CISC251/3.0 Data Analytics
Introduction to data analytics; data preparation; assessing performance; prediction methods such as decision trees, random forests, support vector machines, neural networks and rules; ensemble methods such as bagging and boosting; clustering techniques such as expectation-maximization, matrix decompositions, and biclustering; attribute selection.
Recommended: Prior exposure to problem solving in any discipline.
Learning Hours: 120 (36L; 24Lab;60P)
Exclusion: CISC/CMPE 333
Preliminaries (2 weeks)
- Data acquisition and preparation
- Inductive modelling as an epistemology
- Assessing model performance
- Simple predictors: decision trees, k-nearest neighbour, Naïve Bayes prediction
- Stronger predictors: random forests, support vector machines, neural networks
- Ensemble techniques (bagging, boosting)
- Similarity measures: distance-based, distribution-based, density-based
- Algorithms: k-means, expectation-maximization, DBScan
- Metrix decompositions (such as singular value decomposition) and projections
- Attribute selection techniques
- Applications selected from a variety of domains (natural language, bioinformatics, business)

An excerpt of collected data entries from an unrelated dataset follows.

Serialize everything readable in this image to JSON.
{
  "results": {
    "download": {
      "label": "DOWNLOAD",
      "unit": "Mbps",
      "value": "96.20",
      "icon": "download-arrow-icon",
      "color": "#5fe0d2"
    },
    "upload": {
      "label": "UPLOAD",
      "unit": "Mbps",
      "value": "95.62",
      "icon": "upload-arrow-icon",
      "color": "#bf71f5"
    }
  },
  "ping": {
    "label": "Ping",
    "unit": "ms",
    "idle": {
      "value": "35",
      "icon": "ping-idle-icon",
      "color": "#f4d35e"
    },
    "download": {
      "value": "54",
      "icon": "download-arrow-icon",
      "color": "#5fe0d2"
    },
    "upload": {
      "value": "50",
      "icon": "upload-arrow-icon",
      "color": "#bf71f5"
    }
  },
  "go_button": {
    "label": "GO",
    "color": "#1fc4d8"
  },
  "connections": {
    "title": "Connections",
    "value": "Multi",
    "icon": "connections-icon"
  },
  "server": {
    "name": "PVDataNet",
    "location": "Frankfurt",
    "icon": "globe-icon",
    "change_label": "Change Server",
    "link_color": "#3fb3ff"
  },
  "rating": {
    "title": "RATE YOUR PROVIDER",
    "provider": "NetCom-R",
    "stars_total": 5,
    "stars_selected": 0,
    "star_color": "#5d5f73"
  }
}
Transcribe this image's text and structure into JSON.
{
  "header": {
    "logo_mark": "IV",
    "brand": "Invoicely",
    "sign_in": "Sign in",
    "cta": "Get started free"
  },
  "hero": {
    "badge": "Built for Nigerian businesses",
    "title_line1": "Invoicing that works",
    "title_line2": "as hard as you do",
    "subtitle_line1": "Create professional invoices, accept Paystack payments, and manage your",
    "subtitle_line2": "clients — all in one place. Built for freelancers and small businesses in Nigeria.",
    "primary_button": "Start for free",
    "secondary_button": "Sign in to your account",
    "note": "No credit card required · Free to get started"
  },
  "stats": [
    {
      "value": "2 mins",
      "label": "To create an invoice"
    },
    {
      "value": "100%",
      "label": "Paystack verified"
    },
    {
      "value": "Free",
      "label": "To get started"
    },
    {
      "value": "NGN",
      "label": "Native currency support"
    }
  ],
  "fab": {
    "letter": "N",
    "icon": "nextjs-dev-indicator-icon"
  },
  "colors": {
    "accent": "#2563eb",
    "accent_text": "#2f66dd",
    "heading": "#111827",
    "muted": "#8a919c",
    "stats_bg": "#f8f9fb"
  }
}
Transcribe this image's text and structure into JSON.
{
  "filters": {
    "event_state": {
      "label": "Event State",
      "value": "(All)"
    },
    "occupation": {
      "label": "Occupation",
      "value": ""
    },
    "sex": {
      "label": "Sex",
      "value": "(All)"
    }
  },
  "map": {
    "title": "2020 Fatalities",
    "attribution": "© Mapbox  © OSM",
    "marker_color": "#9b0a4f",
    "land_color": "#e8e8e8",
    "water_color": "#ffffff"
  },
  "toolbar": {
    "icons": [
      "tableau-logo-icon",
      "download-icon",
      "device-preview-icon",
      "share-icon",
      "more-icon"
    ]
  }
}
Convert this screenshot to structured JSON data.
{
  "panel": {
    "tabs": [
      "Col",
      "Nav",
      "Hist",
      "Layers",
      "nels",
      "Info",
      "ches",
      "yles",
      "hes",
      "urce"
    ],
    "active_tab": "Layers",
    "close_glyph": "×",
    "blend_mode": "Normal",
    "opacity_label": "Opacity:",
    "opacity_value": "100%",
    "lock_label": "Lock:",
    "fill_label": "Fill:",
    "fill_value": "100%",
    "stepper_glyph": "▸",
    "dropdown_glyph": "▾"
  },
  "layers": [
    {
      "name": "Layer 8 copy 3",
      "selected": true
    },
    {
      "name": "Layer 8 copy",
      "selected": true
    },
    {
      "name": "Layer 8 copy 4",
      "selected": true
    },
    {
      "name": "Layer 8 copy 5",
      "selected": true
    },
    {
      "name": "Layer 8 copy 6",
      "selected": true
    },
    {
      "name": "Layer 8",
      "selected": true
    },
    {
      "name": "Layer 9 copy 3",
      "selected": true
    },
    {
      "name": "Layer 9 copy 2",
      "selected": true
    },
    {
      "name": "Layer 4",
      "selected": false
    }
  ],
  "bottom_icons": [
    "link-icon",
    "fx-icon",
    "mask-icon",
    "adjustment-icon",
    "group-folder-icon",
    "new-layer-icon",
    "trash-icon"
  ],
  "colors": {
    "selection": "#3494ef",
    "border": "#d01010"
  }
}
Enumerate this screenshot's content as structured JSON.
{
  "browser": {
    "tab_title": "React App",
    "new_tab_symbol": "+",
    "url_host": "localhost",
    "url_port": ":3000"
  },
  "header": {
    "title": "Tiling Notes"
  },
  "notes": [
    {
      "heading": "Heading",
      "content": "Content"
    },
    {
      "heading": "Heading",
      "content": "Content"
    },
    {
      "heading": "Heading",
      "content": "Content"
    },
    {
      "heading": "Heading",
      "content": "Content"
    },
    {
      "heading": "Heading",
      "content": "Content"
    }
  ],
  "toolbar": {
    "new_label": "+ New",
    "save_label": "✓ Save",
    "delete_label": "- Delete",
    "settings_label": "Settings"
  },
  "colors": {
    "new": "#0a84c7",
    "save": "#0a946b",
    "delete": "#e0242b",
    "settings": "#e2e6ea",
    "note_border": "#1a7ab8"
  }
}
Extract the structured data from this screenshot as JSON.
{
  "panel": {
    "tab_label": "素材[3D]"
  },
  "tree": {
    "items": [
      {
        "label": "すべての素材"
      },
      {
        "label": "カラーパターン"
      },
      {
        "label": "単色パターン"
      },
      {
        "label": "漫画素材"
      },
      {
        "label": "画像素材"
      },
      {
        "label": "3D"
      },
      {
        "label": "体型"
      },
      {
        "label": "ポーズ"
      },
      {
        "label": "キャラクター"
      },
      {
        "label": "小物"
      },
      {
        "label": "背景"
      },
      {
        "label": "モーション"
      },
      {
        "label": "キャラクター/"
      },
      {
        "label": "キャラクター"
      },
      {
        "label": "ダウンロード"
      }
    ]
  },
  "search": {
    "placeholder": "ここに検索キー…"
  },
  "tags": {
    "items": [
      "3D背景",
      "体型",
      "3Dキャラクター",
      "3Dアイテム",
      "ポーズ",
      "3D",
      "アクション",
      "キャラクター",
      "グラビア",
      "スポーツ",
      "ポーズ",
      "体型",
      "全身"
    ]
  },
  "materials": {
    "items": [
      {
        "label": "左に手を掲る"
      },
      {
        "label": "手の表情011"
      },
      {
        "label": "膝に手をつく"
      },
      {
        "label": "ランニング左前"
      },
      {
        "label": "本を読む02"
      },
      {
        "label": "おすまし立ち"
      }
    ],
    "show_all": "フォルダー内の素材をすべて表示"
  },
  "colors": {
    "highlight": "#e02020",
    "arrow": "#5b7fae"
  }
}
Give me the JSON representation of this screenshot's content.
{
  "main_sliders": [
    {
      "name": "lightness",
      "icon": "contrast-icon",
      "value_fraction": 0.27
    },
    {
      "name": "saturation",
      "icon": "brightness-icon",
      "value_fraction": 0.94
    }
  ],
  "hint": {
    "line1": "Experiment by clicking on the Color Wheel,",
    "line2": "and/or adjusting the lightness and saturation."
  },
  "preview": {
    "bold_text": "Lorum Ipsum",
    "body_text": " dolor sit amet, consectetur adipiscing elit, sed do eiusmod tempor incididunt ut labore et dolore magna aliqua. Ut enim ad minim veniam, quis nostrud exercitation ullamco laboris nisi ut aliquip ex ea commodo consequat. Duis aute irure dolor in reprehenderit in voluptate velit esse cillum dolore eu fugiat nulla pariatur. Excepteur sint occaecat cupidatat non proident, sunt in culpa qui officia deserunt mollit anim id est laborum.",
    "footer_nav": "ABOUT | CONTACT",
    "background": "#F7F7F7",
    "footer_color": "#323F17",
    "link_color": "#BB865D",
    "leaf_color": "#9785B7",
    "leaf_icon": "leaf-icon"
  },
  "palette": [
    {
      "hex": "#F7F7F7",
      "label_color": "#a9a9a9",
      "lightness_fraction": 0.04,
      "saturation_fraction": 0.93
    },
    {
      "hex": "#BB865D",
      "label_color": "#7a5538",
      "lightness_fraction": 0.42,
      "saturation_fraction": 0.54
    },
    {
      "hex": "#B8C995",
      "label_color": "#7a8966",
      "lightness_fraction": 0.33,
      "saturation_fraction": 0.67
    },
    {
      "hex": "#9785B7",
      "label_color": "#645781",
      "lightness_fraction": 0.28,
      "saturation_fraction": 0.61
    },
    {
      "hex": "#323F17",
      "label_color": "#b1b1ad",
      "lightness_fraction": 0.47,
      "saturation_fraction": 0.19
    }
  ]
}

Upon successful completion of this course, a student will be able to:
- Design inductive model building algorithms appropriate for datasets of moderate size and complexity
- Evaluate the modelling performance of such algorithms, and the implications for the real-world system that the data describes
- Zaki and Meira, Data Mining and Analysis: Fundamental Concepts and Algorithms, Cambridge University Press.